线粒体能量转换烟酰胺核苷酸转氢酶是一种同型二聚体,单体分子量(Mr)为109,065。它由一个430个残基长的N端亲水区、一个400个残基长的中央疏水区和一个200个残基长的C端亲水区组成。N端和C端亲水区延伸到线粒体基质中,中央疏水区插入内膜。对纯化的转氢酶、在可被NADH保护的Glu257处用N,N'-二环己基碳二亚胺(DCCD)修饰的转氢酶以及与N端和C端亲水区二聚体相对应的蛋白水解片段进行了[14C]NADH和[14C]NADPH的平衡结合实验。完整的酶每二聚体结合1摩尔[14C]NADH或[14C]NADPH,其解离常数(Kd)值分别为9.5和5.7微摩尔。
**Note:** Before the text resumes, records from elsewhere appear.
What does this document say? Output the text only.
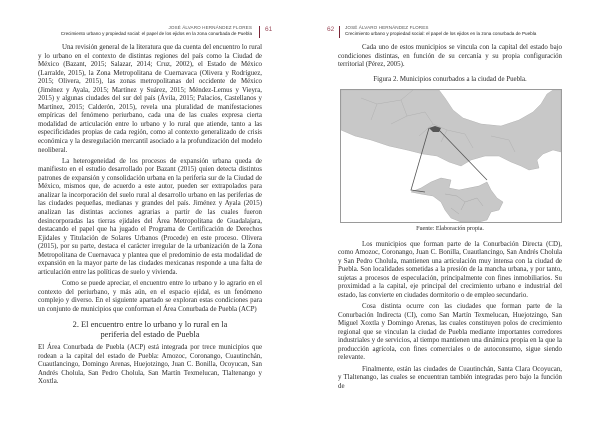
JOSÉ ÁLVARO HERNÁNDEZ FLORES
Crecimiento urbano y propiedad social: el papel de los ejidos en la zona conurbada de Puebla
61

Una revisión general de la literatura que da cuenta del encuentro lo rural y lo urbano en el contexto de distintas regiones del país como la Ciudad de México (Bazant, 2015; Salazar, 2014; Cruz, 2002), el Estado de México (Larralde, 2015), la Zona Metropolitana de Cuernavaca (Olivera y Rodríguez, 2015; Olivera, 2015), las zonas metropolitanas del occidente de México (Jiménez y Ayala, 2015; Martínez y Suárez, 2015; Méndez-Lemus y Vieyra, 2015) y algunas ciudades del sur del país (Ávila, 2015; Palacios, Castellanos y Martínez, 2015; Calderón, 2015), revela una pluralidad de manifestaciones empíricas del fenómeno periurbano, cada una de las cuales expresa cierta modalidad de articulación entre lo urbano y lo rural que atiende, tanto a las especificidades propias de cada región, como al contexto generalizado de crisis económica y la desregulación mercantil asociado a la profundización del modelo neoliberal.

La heterogeneidad de los procesos de expansión urbana queda de manifiesto en el estudio desarrollado por Bazant (2015) quien detecta distintos patrones de expansión y consolidación urbana en la periferia sur de la Ciudad de México, mismos que, de acuerdo a este autor, pueden ser extrapolados para analizar la incorporación del suelo rural al desarrollo urbano en las periferias de las ciudades pequeñas, medianas y grandes del país. Jiménez y Ayala (2015) analizan las distintas acciones agrarias a partir de las cuales fueron desincorporadas las tierras ejidales del Área Metropolitana de Guadalajara, destacando el papel que ha jugado el Programa de Certificación de Derechos Ejidales y Titulación de Solares Urbanos (Procede) en este proceso. Olivera (2015), por su parte, destaca el carácter irregular de la urbanización de la Zona Metropolitana de Cuernavaca y plantea que el predominio de esta modalidad de expansión en la mayor parte de las ciudades mexicanas responde a una falta de articulación entre las políticas de suelo y vivienda.

Como se puede apreciar, el encuentro entre lo urbano y lo agrario en el contexto del periurbano, y más aún, en el espacio ejidal, es un fenómeno complejo y diverso. En el siguiente apartado se exploran estas condiciones para un conjunto de municipios que conforman el Área Conurbada de Puebla (ACP)

2. El encuentro entre lo urbano y lo rural en la
periferia del estado de Puebla

El Área Conurbada de Puebla (ACP) está integrada por trece municipios que rodean a la capital del estado de Puebla: Amozoc, Coronango, Cuautinchán, Cuautlancingo, Domingo Arenas, Huejotzingo, Juan C. Bonilla, Ocoyucan, San Andrés Cholula, San Pedro Cholula, San Martín Texmelucan, Tlaltenango y Xoxtla.

62 JOSÉ ÁLVARO HERNÁNDEZ FLORES
Crecimiento urbano y propiedad social: el papel de los ejidos en la zona conurbada de Puebla

Cada uno de estos municipios se vincula con la capital del estado bajo condiciones distintas, en función de su cercanía y su propia configuración territorial (Pérez, 2005).

Figura 2. Municipios conurbados a la ciudad de Puebla.
Fuente: Elaboración propia.

Los municipios que forman parte de la Conurbación Directa (CD), como Amozoc, Coronango, Juan C. Bonilla, Cuautlancingo, San Andrés Cholula y San Pedro Cholula, mantienen una articulación muy intensa con la ciudad de Puebla. Son localidades sometidas a la presión de la mancha urbana, y por tanto, sujetas a procesos de especulación, principalmente con fines inmobiliarios. Su proximidad a la capital, eje principal del crecimiento urbano e industrial del estado, las convierte en ciudades dormitorio o de empleo secundario.

Cosa distinta ocurre con las ciudades que forman parte de la Conurbación Indirecta (CI), como San Martín Texmelucan, Huejotzingo, San Miguel Xoxtla y Domingo Arenas, las cuales constituyen polos de crecimiento regional que se vinculan la ciudad de Puebla mediante importantes corredores industriales y de servicios, al tiempo mantienen una dinámica propia en la que la producción agrícola, con fines comerciales o de autoconsumo, sigue siendo relevante.

Finalmente, están las ciudades de Cuautinchán, Santa Clara Ocoyucan, y Tlaltenango, las cuales se encuentran también integradas pero bajo la función de
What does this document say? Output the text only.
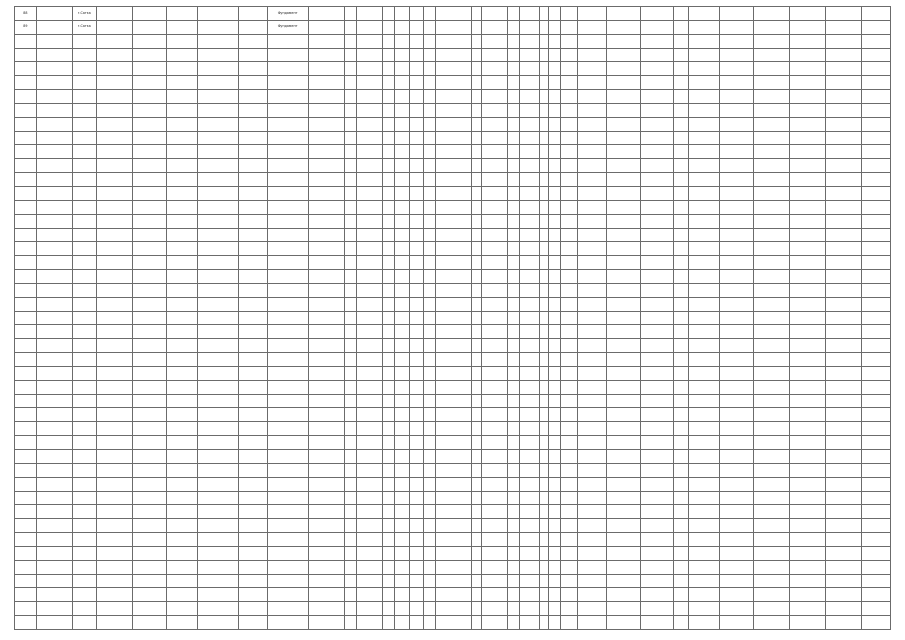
88		г.Сатка						Фундамент																									
89		г.Сатка						Фундамент																									
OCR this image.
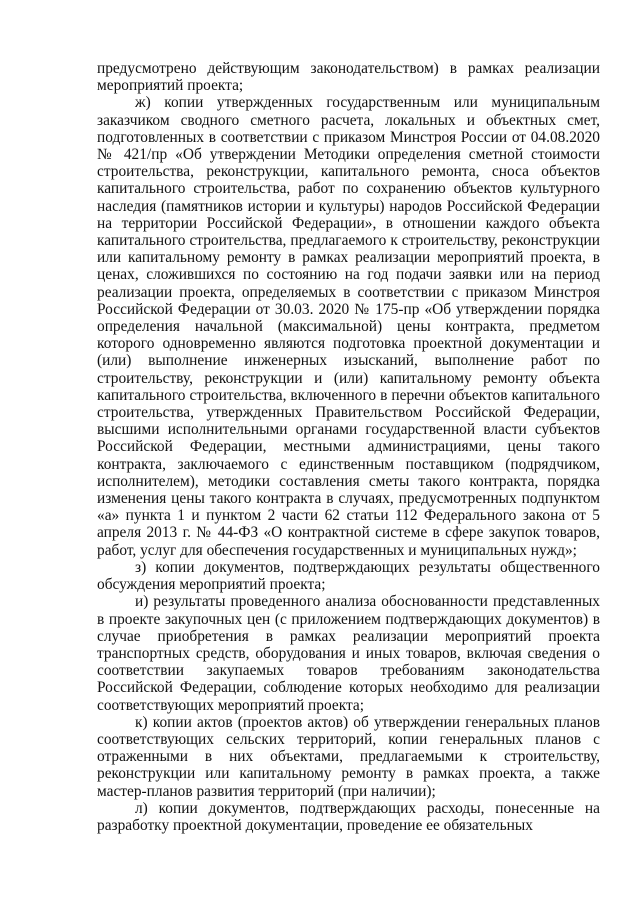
предусмотрено действующим законодательством) в рамках реализации мероприятий проекта;

ж) копии утвержденных государственным или муниципальным заказчиком сводного сметного расчета, локальных и объектных смет, подготовленных в соответствии с приказом Минстроя России от 04.08.2020 № 421/пр «Об утверждении Методики определения сметной стоимости строительства, реконструкции, капитального ремонта, сноса объектов капитального строительства, работ по сохранению объектов культурного наследия (памятников истории и культуры) народов Российской Федерации на территории Российской Федерации», в отношении каждого объекта капитального строительства, предлагаемого к строительству, реконструкции или капитальному ремонту в рамках реализации мероприятий проекта, в ценах, сложившихся по состоянию на год подачи заявки или на период реализации проекта, определяемых в соответствии с приказом Минстроя Российской Федерации от 30.03. 2020 № 175-пр «Об утверждении порядка определения начальной (максимальной) цены контракта, предметом которого одновременно являются подготовка проектной документации и (или) выполнение инженерных изысканий, выполнение работ по строительству, реконструкции и (или) капитальному ремонту объекта капитального строительства, включенного в перечни объектов капитального строительства, утвержденных Правительством Российской Федерации, высшими исполнительными органами государственной власти субъектов Российской Федерации, местными администрациями, цены такого контракта, заключаемого с единственным поставщиком (подрядчиком, исполнителем), методики составления сметы такого контракта, порядка изменения цены такого контракта в случаях, предусмотренных подпунктом «а» пункта 1 и пунктом 2 части 62 статьи 112 Федерального закона от 5 апреля 2013 г. № 44-ФЗ «О контрактной системе в сфере закупок товаров, работ, услуг для обеспечения государственных и муниципальных нужд»;

з) копии документов, подтверждающих результаты общественного обсуждения мероприятий проекта;

и) результаты проведенного анализа обоснованности представленных в проекте закупочных цен (с приложением подтверждающих документов) в случае приобретения в рамках реализации мероприятий проекта транспортных средств, оборудования и иных товаров, включая сведения о соответствии закупаемых товаров требованиям законодательства Российской Федерации, соблюдение которых необходимо для реализации соответствующих мероприятий проекта;

к) копии актов (проектов актов) об утверждении генеральных планов соответствующих сельских территорий, копии генеральных планов с отраженными в них объектами, предлагаемыми к строительству, реконструкции или капитальному ремонту в рамках проекта, а также мастер-планов развития территорий (при наличии);

л) копии документов, подтверждающих расходы, понесенные на разработку проектной документации, проведение ее обязательных
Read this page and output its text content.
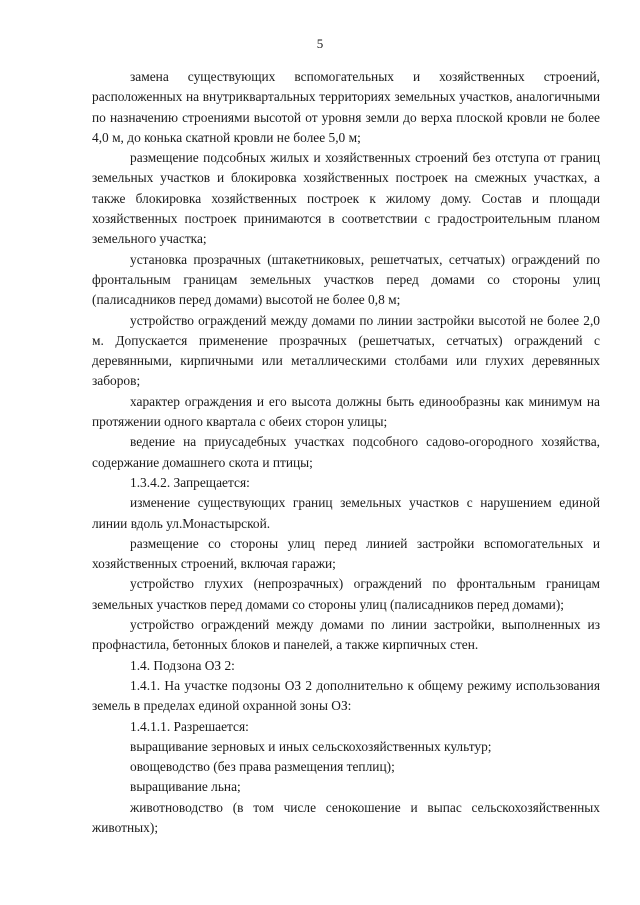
5

замена существующих вспомогательных и хозяйственных строений, расположенных на внутриквартальных территориях земельных участков, аналогичными по назначению строениями высотой от уровня земли до верха плоской кровли не более 4,0 м, до конька скатной кровли не более 5,0 м;

размещение подсобных жилых и хозяйственных строений без отступа от границ земельных участков и блокировка хозяйственных построек на смежных участках, а также блокировка хозяйственных построек к жилому дому. Состав и площади хозяйственных построек принимаются в соответствии с градостроительным планом земельного участка;

установка прозрачных (штакетниковых, решетчатых, сетчатых) ограждений по фронтальным границам земельных участков перед домами со стороны улиц (палисадников перед домами) высотой не более 0,8 м;

устройство ограждений между домами по линии застройки высотой не более 2,0 м. Допускается применение прозрачных (решетчатых, сетчатых) ограждений с деревянными, кирпичными или металлическими столбами или глухих деревянных заборов;

характер ограждения и его высота должны быть единообразны как минимум на протяжении одного квартала с обеих сторон улицы;

ведение на приусадебных участках подсобного садово-огородного хозяйства, содержание домашнего скота и птицы;

1.3.4.2. Запрещается:

изменение существующих границ земельных участков с нарушением единой линии вдоль ул.Монастырской.

размещение со стороны улиц перед линией застройки вспомогательных и хозяйственных строений, включая гаражи;

устройство глухих (непрозрачных) ограждений по фронтальным границам земельных участков перед домами со стороны улиц (палисадников перед домами);

устройство ограждений между домами по линии застройки, выполненных из профнастила, бетонных блоков и панелей, а также кирпичных стен.

1.4. Подзона ОЗ 2:

1.4.1. На участке подзоны ОЗ 2 дополнительно к общему режиму использования земель в пределах единой охранной зоны ОЗ:

1.4.1.1. Разрешается:

выращивание зерновых и иных сельскохозяйственных культур;

овощеводство (без права размещения теплиц);

выращивание льна;

животноводство (в том числе сенокошение и выпас сельскохозяйственных животных);
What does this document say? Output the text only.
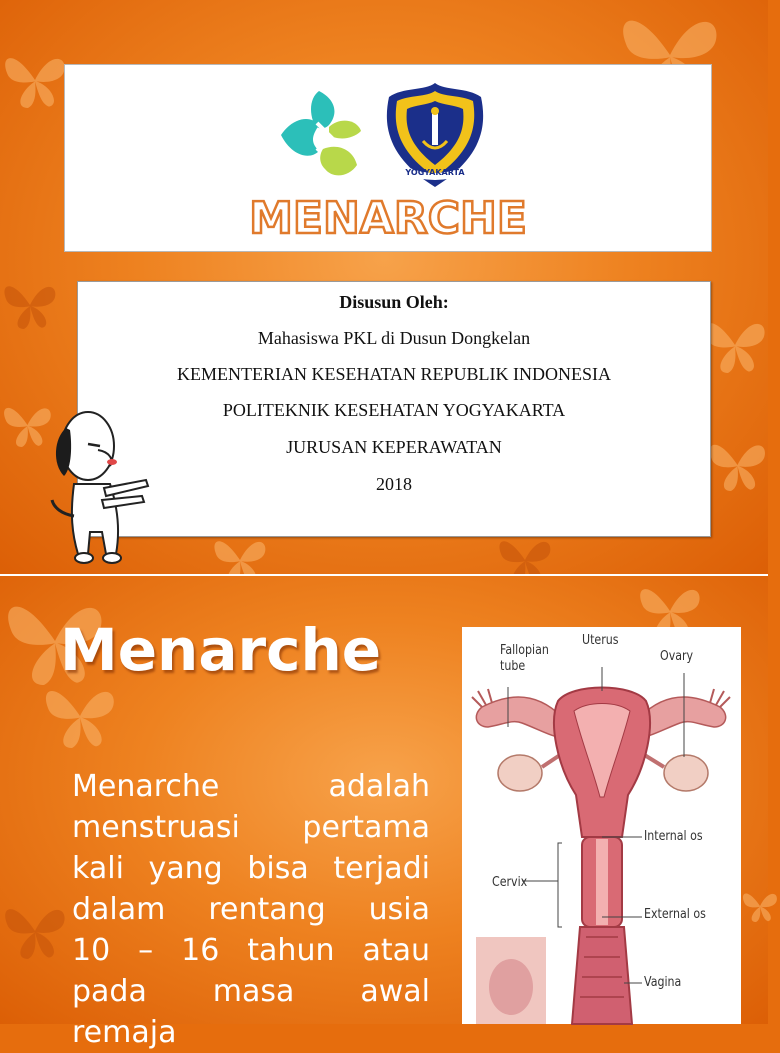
YOGYAKARTA
MENARCHE
Disusun Oleh:
Mahasiswa PKL di Dusun Dongkelan
KEMENTERIAN KESEHATAN REPUBLIK INDONESIA
POLITEKNIK KESEHATAN YOGYAKARTA
JURUSAN KEPERAWATAN
2018
Menarche
Menarche adalah
menstruasi pertama
kali yang bisa terjadi
dalam rentang usia
10 – 16 tahun atau
pada masa awal
remaja
Fallopian tube
Uterus
Ovary
Internal os
Cervix
External os
Vagina
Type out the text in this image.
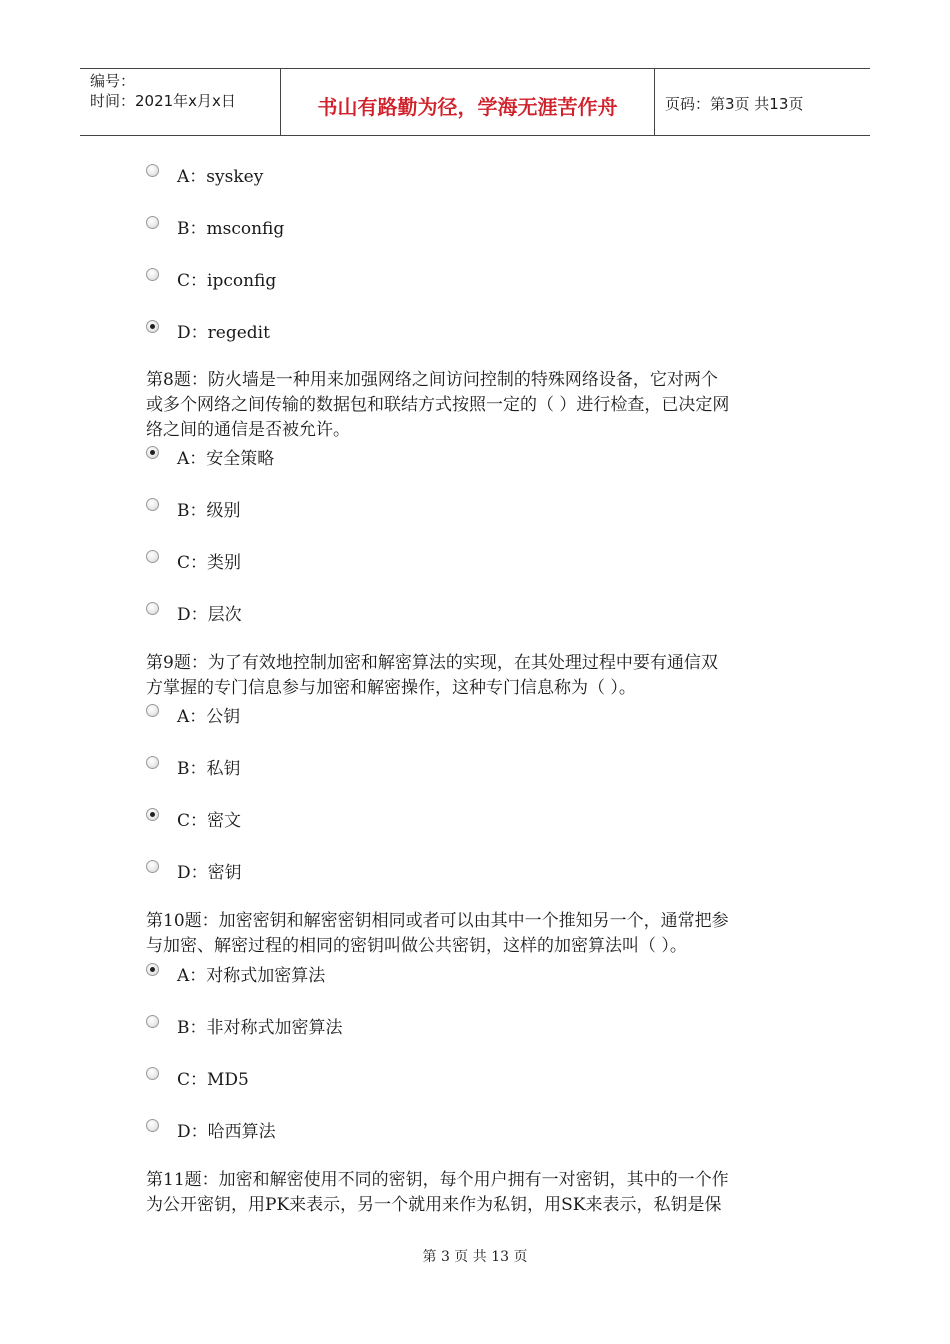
编号：
时间：2021年x月x日	书山有路勤为径，学海无涯苦作舟	页码：第3页 共13页
A：syskey
B：msconfig
C：ipconfig
D：regedit
第8题：防火墙是一种用来加强网络之间访问控制的特殊网络设备，它对两个
或多个网络之间传输的数据包和联结方式按照一定的（ ）进行检查，已决定网
络之间的通信是否被允许。
A：安全策略
B：级别
C：类别
D：层次
第9题：为了有效地控制加密和解密算法的实现，在其处理过程中要有通信双
方掌握的专门信息参与加密和解密操作，这种专门信息称为（ ）。
A：公钥
B：私钥
C：密文
D：密钥
第10题：加密密钥和解密密钥相同或者可以由其中一个推知另一个，通常把参
与加密、解密过程的相同的密钥叫做公共密钥，这样的加密算法叫（ ）。
A：对称式加密算法
B：非对称式加密算法
C：MD5
D：哈西算法
第11题：加密和解密使用不同的密钥，每个用户拥有一对密钥，其中的一个作
为公开密钥，用PK来表示，另一个就用来作为私钥，用SK来表示，私钥是保
第 3 页 共 13 页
与未修饰的酶相比,90%被DCCD抑制的酶结合[14C]NADPH的能力未降低,结合[14C]NADH的能力为未修饰酶的10%。Kd值未改变。N端片段每二聚体以0.76摩尔结合[14C]NADH,Kd不变,但不结合[14C]NADPH。C端片段每二聚体结合0.32摩尔[14C]NADPH,Kd不变,但不结合[14C]NADH。这些结果与我们之前分别将NAD(H)和NADP(H)结合位点定位到N端和C端亲水区的结果一致。每二聚体转氢酶结合1摩尔[14C]NADH和1摩尔[14C]NADPH的结合化学计量表明存在半位点反应性,这与我们之前的发现一致,即对-对-[3H]氟磺酰苯甲酰-5'-腺苷或[14C]DCCD的100%抑制涉及每二聚体酶掺入1摩尔抑制剂。我们之前已经表明,N-(乙氧羰基)2-乙氧基-1,2-二氢喹啉(EEDQ)抑制转氢酶,显然是在NAD结合位点,但与DCCD不同。该酶受到5'-AMP的强烈保护而免受DCCD抑制,受到较弱的保护而免受EEDQ抑制,而它受到NMNH的强烈保护而免受EEDQ抑制,完全不受DCCD抑制。我们现在已经确定EEDQ的结合位点为Glu232和Glu880。对DCCD和EEDQ的不同单核苷酸保护表明,NAD的AMP部分在Glu257附近结合,其NMN部分在Glu232附近结合。它们还表明,NADP的NMN部分可能在Glu880附近结合。